Changing direction at a top speed is difficult and it’s also a great way to get injured or cause an accident.
To make matters worse, the problem is not just that you have less control, but also that the potential for a bad outcome increases with speed. When driving slowly, swerving into a tree is annoying, but not fatal. Increase the speed to 50 miles per hour and outcomes get increasingly bad and potentially fatal.
Failing to slow down in our work is the same as speeding. When we don’t get enough rest, we’re taking the same risks. Arianna Huffington presents a particularly dramatic example of what can happen when we don’t slow down. In April 2007, sleep deprived and exhausted, she collapsed in a board meeting - her face hitting the table so hard that she broke her cheekbone. She turned it into a learning opportunity and has dedicated herself to building more sustainable workplaces for herself and her employees — but she almost didn’t have the chance.

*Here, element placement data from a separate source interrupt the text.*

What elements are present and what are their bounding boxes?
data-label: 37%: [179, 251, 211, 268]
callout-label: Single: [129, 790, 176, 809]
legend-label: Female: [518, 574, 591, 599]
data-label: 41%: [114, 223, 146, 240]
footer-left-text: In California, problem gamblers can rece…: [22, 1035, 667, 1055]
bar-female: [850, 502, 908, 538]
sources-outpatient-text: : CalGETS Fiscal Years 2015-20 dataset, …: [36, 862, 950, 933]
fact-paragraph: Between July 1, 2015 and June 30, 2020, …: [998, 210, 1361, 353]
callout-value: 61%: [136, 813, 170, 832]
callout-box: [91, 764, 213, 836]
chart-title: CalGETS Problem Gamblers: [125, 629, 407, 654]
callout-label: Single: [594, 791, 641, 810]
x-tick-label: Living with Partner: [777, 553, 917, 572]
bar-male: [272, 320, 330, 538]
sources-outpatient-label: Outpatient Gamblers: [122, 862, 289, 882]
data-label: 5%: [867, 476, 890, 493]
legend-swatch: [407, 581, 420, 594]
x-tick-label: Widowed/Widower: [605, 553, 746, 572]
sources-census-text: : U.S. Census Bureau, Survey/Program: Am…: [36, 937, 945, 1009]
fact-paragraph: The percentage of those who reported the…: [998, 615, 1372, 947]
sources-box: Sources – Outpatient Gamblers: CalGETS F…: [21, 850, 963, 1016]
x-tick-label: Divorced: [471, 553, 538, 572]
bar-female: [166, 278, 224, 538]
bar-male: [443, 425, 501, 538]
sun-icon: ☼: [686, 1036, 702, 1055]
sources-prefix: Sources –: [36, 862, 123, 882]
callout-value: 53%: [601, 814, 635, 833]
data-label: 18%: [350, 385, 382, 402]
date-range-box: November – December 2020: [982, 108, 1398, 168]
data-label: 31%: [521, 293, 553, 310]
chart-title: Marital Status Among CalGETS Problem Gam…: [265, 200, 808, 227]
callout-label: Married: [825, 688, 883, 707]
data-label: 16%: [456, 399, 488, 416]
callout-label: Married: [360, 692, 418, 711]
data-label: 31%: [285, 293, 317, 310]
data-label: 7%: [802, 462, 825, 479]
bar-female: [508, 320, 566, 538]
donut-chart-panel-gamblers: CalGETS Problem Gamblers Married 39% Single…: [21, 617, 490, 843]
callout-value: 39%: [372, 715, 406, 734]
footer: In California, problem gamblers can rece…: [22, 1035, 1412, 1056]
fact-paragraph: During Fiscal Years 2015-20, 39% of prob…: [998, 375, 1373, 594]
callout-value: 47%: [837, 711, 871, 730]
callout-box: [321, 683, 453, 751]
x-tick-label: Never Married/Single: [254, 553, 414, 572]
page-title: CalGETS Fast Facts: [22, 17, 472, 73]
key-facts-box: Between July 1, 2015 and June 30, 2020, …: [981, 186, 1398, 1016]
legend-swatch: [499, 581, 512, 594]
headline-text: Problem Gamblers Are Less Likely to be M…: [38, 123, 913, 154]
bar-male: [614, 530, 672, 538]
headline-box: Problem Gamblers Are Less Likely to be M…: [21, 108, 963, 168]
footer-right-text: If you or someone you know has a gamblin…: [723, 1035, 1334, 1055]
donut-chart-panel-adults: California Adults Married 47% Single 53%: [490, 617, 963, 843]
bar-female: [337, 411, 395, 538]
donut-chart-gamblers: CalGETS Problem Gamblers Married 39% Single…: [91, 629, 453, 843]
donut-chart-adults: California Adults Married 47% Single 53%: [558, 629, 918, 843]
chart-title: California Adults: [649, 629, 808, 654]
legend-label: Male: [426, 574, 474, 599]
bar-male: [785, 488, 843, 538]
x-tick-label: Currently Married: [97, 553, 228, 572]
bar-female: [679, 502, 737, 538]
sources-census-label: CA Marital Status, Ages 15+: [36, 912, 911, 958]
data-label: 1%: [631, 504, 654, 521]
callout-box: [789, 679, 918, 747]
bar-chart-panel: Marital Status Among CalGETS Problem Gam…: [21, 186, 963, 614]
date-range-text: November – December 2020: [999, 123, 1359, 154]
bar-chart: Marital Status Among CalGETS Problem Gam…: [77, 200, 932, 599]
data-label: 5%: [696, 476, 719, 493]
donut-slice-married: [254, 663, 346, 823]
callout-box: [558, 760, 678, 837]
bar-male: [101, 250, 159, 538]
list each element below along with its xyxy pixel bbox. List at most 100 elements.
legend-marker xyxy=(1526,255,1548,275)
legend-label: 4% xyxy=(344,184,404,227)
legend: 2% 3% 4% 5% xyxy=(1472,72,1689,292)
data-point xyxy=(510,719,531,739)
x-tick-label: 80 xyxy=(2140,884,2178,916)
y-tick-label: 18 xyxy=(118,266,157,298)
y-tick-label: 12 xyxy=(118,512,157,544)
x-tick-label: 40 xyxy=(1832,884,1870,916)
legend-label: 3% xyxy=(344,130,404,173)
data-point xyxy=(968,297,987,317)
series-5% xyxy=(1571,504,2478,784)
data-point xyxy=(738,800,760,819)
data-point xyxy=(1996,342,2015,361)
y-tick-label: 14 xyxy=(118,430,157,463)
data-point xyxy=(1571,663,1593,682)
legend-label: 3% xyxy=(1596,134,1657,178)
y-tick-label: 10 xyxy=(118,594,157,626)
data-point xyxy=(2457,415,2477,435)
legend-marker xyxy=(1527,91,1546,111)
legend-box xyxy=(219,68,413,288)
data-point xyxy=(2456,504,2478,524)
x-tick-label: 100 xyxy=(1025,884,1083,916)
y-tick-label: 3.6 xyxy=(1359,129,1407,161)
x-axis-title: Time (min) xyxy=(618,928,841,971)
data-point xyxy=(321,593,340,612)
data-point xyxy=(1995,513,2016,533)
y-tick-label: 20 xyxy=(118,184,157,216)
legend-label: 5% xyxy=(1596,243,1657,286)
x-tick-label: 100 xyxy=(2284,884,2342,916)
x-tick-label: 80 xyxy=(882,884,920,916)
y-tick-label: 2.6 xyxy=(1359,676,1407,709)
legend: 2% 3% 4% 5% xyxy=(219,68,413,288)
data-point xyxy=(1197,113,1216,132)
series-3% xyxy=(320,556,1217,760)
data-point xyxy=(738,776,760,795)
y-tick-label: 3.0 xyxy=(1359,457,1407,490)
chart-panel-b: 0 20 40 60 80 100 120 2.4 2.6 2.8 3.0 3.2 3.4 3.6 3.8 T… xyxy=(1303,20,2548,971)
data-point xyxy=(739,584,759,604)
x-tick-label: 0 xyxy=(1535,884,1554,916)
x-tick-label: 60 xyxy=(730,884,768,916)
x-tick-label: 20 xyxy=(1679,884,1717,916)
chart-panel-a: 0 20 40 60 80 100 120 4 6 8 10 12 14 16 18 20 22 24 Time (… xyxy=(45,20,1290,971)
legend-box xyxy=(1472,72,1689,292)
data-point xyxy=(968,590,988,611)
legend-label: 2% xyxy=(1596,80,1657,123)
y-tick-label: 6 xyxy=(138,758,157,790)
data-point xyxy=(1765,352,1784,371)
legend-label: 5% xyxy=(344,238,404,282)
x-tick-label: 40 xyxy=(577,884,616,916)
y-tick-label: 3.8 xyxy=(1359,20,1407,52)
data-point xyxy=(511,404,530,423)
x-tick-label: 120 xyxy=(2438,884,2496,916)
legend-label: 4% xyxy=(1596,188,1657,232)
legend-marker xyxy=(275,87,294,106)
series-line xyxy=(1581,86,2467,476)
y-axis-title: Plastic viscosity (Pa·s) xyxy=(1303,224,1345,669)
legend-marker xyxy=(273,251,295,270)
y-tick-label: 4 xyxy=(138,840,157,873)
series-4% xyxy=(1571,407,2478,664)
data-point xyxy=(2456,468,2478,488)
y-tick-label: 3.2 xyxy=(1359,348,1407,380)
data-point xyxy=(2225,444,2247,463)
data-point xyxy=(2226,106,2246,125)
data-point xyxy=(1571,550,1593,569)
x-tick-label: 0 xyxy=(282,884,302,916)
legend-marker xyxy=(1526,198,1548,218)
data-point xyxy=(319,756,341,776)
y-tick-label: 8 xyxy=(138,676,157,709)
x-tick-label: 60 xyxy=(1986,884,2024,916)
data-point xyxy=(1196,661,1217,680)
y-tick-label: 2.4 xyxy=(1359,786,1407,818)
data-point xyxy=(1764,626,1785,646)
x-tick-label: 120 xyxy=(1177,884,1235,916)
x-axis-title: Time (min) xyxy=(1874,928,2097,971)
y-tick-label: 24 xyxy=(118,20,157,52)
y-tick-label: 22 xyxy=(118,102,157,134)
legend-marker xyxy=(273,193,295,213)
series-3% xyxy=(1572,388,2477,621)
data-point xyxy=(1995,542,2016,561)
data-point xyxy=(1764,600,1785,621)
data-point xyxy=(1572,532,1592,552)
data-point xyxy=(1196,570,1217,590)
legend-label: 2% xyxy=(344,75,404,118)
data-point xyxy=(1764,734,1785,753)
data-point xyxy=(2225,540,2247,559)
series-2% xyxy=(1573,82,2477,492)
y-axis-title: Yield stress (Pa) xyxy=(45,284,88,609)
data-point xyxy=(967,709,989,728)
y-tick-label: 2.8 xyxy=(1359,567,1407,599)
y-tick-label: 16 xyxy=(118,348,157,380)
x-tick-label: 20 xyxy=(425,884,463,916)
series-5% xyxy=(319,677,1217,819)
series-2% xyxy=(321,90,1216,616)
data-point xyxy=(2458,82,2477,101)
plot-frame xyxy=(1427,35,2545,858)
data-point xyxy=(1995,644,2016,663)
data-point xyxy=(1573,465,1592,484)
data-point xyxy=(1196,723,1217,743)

Moreover, burn out and exhaustion do not need to be cinematic to do damage. When we’re sleep deprived and exhausted, our attention, working memory, mood, and cognitive function are all affected — and sleep’s the best medicine. As one paper put it:
Few countermeasures to the neurobehavioral effects of sleep deprivation have been identified, and there is no substitute for sleep when it comes to stable wakefulness. Sleep duration is the best predictor of daily recovery of neurobehavioral functioning.¹
When sleep deprived, the ability to perform tasks that require additional energy is impaired and the ability of the system to overcome the deficiencies caused by sleep loss is limited. Taking on tasks that require effort including school work, meal preparation, pulling off the road to nap when driving drowsy appear to be more challenging during sleep loss. Sleep loss impacts the effort-related choices we make and those choices may influence our health and safety.²
Racing through life despite the understanding that the faster we go, the more control we surrender and the greater the likelihood for a catastrophic outcome is foolish. It’s a dereliction of our duty to ourselves by failing to avoid the avoidable.